Reasons Why I Don’t Want a Midwife At My Birth
Reasons why I don’t want a midwife I’ve stated most of these in my book, during interviews or conversations:
Since I view birth as something that is private, I don’t want to feel as if I am “performing” in front of others. I don’t want a room full of other women watching and helping me birth a child.
An agreement with a midwife is a temporary contractual arrangement. You pay for services. Some women bond too closely with their midwives, as do women with their doctors it’s not completely healthy (psychologically) and is often an unequal perceived friendship.
Midwives are bound by state laws, some of which are arbitrary or enacted because someone thinks there is an increased risk or possibility of danger. My sister-in- law had a midwife attended birth in the state of Virginia recently and if she did not produce the baby within 18 hours of the amniotic sac / water breaking, she would have to be transported to the hospital. Some women take up to 25 or 30 hours; some unassisted birthers have been known to have 41-44 weeks gestation before the baby decided to be born.
Some midwives act as “medwives,” bringing some of the medical procedures done in the hospital into the home. Childbirth, in my view, is not a medical procedure. We need doctors and midwives in certain circumstances, but not for normal, routine births.

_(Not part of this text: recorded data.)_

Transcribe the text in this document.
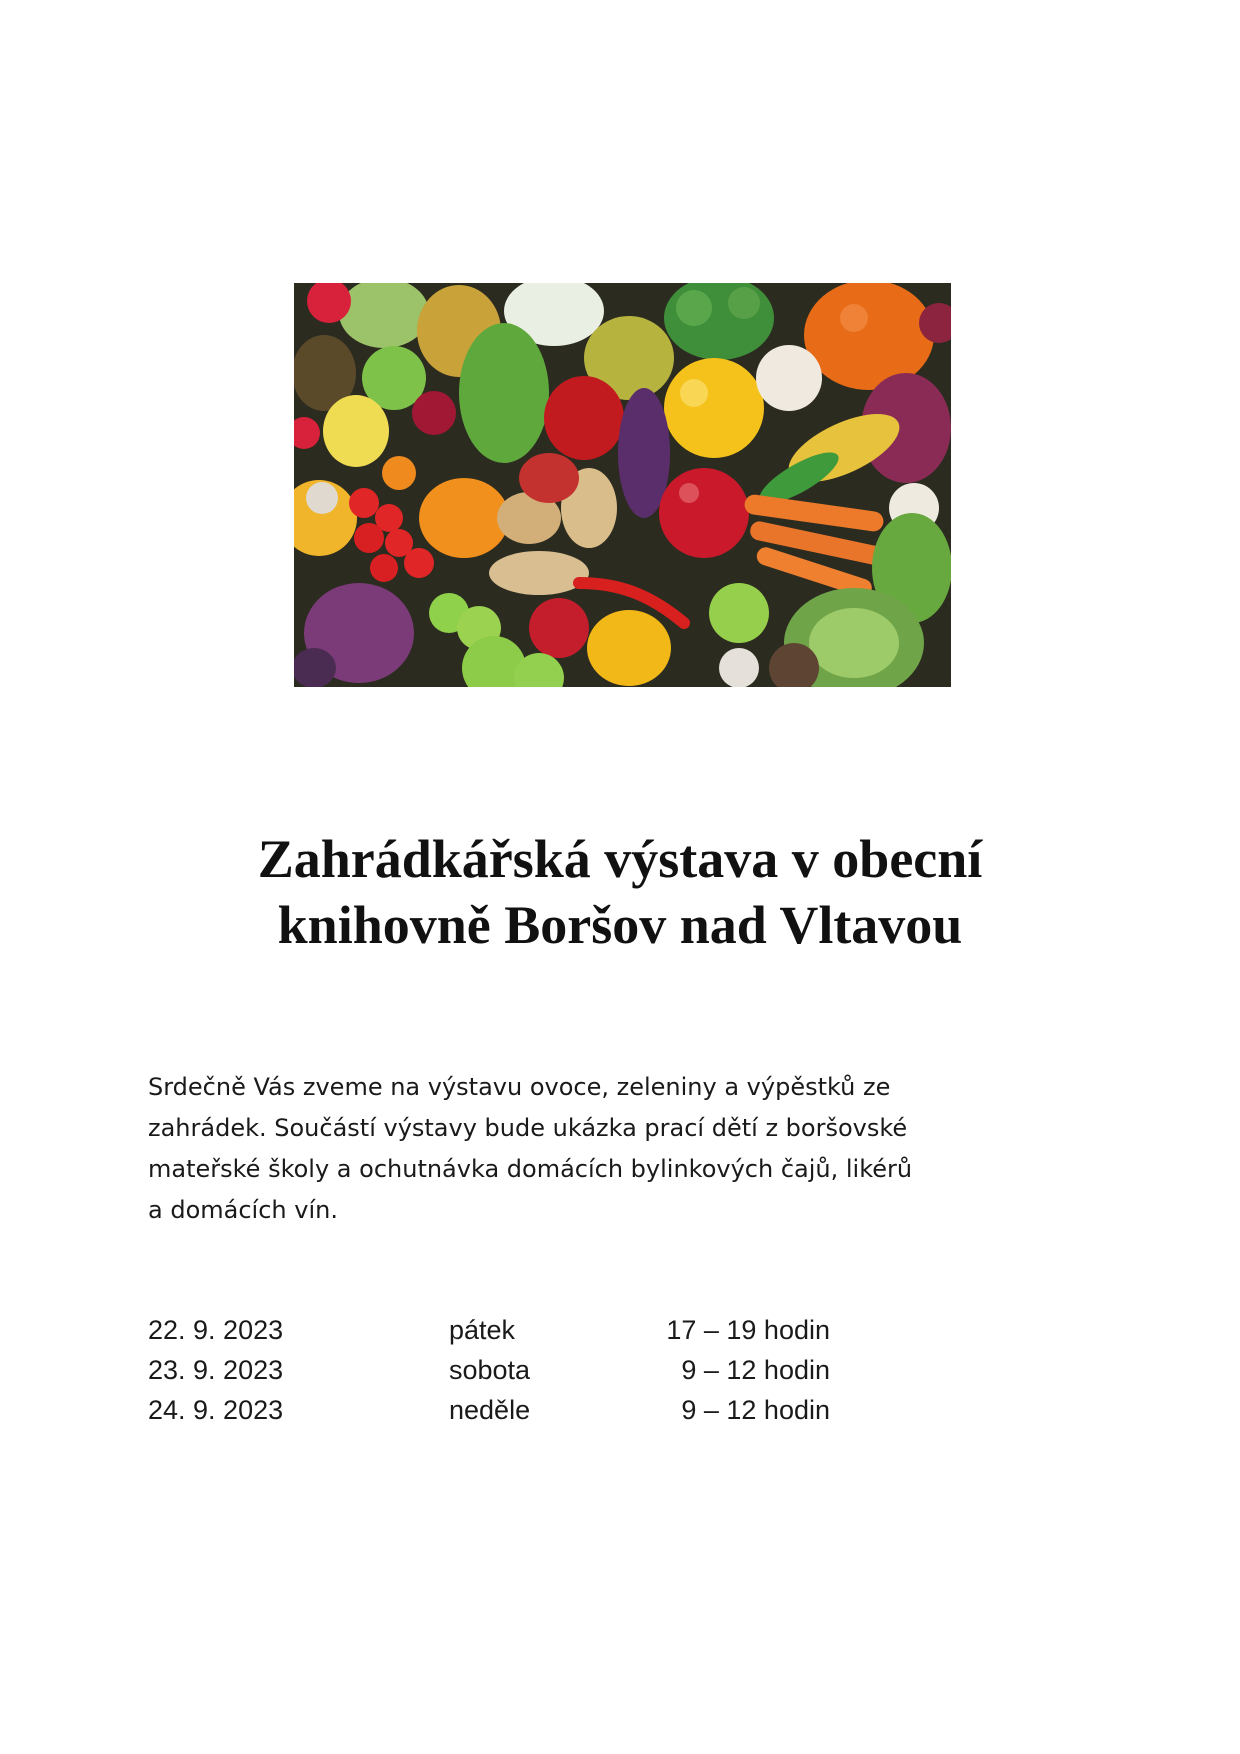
Zahrádkářská výstava v obecní
knihovně Boršov nad Vltavou

Srdečně Vás zveme na výstavu ovoce, zeleniny a výpěstků ze
zahrádek. Součástí výstavy bude ukázka prací dětí z boršovské
mateřské školy a ochutnávka domácích bylinkových čajů, likérů
a domácích vín.

22. 9. 2023	pátek	17 – 19 hodin
23. 9. 2023	sobota	9 – 12 hodin
24. 9. 2023	neděle	9 – 12 hodin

Having “strangers” at your birth can inhibit the birth process, thus interfering with the “normal” unfolding of events. Each birth is like a story, containing an introduction, rising action and climax. Unassisted birth allows for the full cycle to take place with limited interference. Here’s what author Laura Shanley says about the hormonal effects on the birth process:
It has also been shown that social subordination (feeling dominated by, or inferior to someone) can suppress estrogen levels as effectively as the removal of ovaries (Robert M. Sapolsky, Why Zebras Don't Get Ulcers, W. H. Freeman & Company, 1998). Since a rise in estrogen is known to be the central key for normal labor and delivery, if a woman giving birth feels dominated by her midwife, this alone can alter the course of her labor.

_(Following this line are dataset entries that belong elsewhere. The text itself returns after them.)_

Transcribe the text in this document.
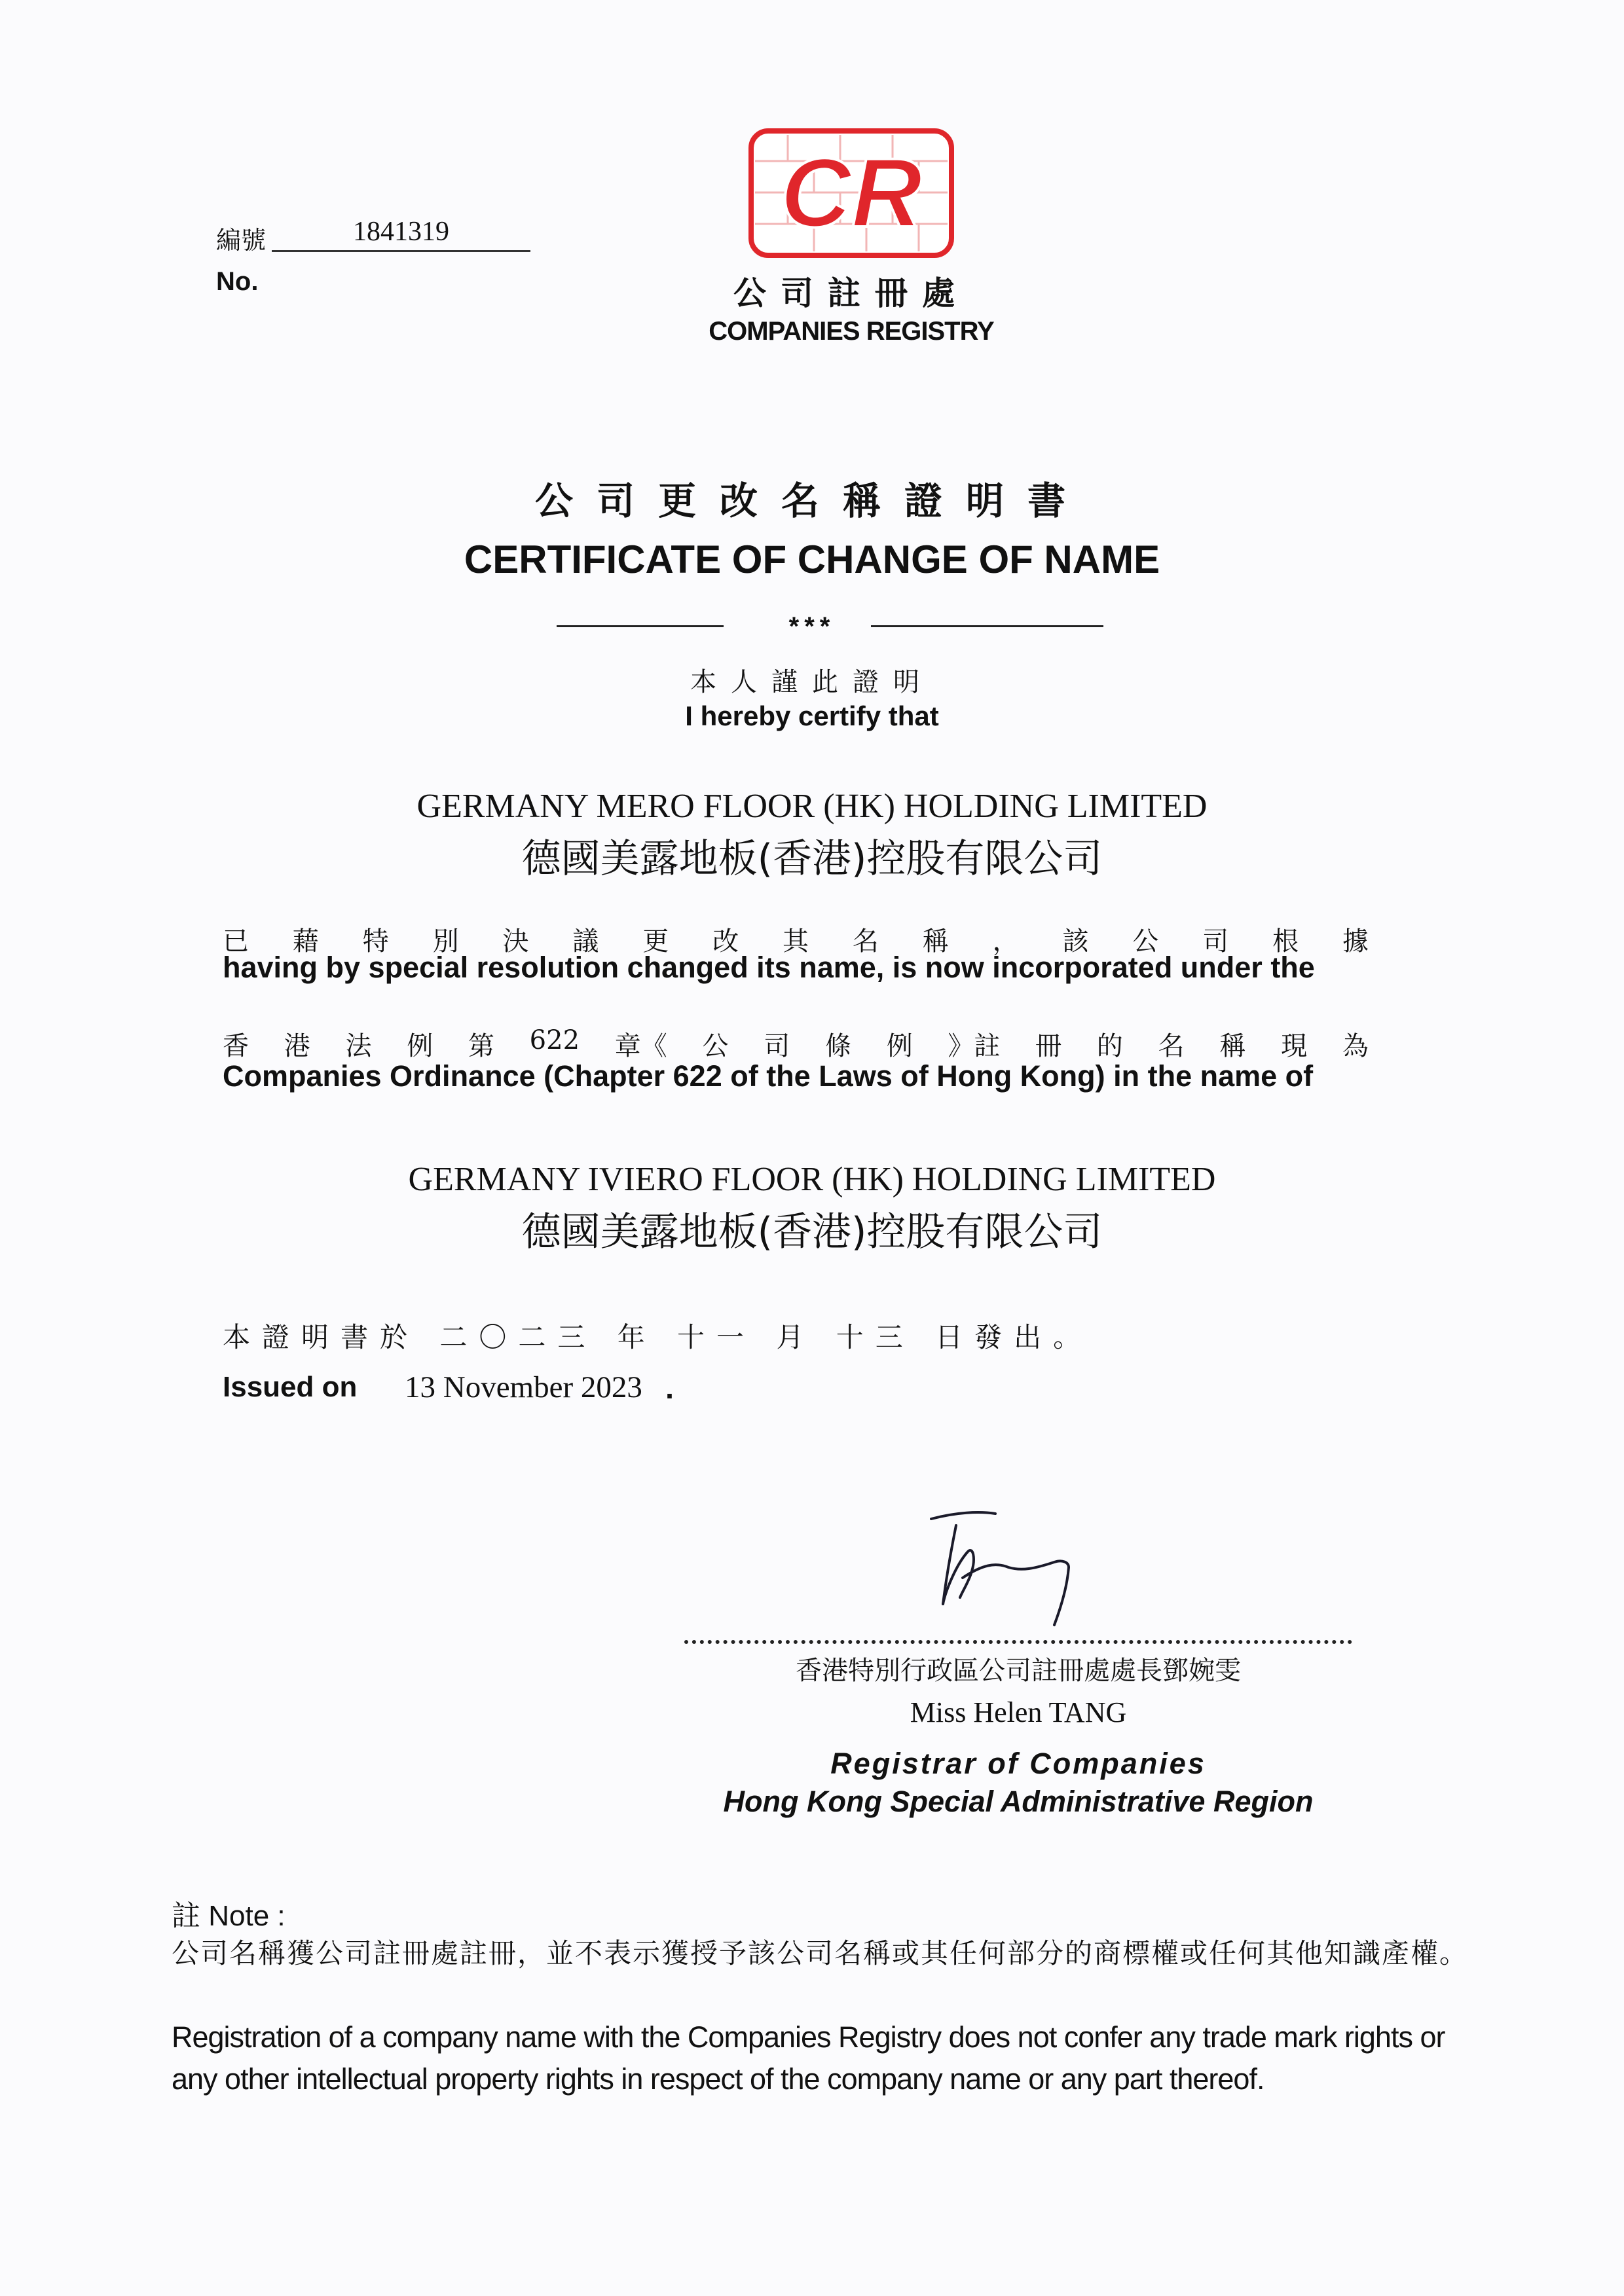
編號	1841319
No.
CR
公司註冊處
COMPANIES REGISTRY
公司更改名稱證明書
CERTIFICATE OF CHANGE OF NAME
***
本人謹此證明
I hereby certify that
GERMANY MERO FLOOR (HK) HOLDING LIMITED
德國美露地板(香港)控股有限公司
已 藉 特 別 決 議 更 改 其 名 稱 ， 該 公 司 根 據
having by special resolution changed its name, is now incorporated under the
香 港 法 例 第 622 章《 公 司 條 例 》註 冊 的 名 稱 現 為
Companies Ordinance (Chapter 622 of the Laws of Hong Kong) in the name of
GERMANY IVIERO FLOOR (HK) HOLDING LIMITED
德國美露地板(香港)控股有限公司
本證明書於 二〇二三 年 十一 月 十三 日發出。
Issued on 13 November 2023 .
香港特別行政區公司註冊處處長鄧婉雯
Miss Helen TANG
Registrar of Companies
Hong Kong Special Administrative Region
註 Note :
公司名稱獲公司註冊處註冊，並不表示獲授予該公司名稱或其任何部分的商標權或任何其他知識產權。
Registration of a company name with the Companies Registry does not confer any trade mark rights or any other intellectual property rights in respect of the company name or any part thereof.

This could explain why some women report feeling a change in the "energy" when a midwife or doctor enters the room. If the laboring woman views this person as an authority figure, her estrogen levels can literally plummet. Without estrogen, the fibrous tissue cannot soften and childbirth becomes impossible. Estrogen is also needed to close the womb. So when a midwife or doctor claims they have prevented a woman from hemorrhaging, they have no way of knowing if the hemorrhage would have occurred if they hadn't been at the birth.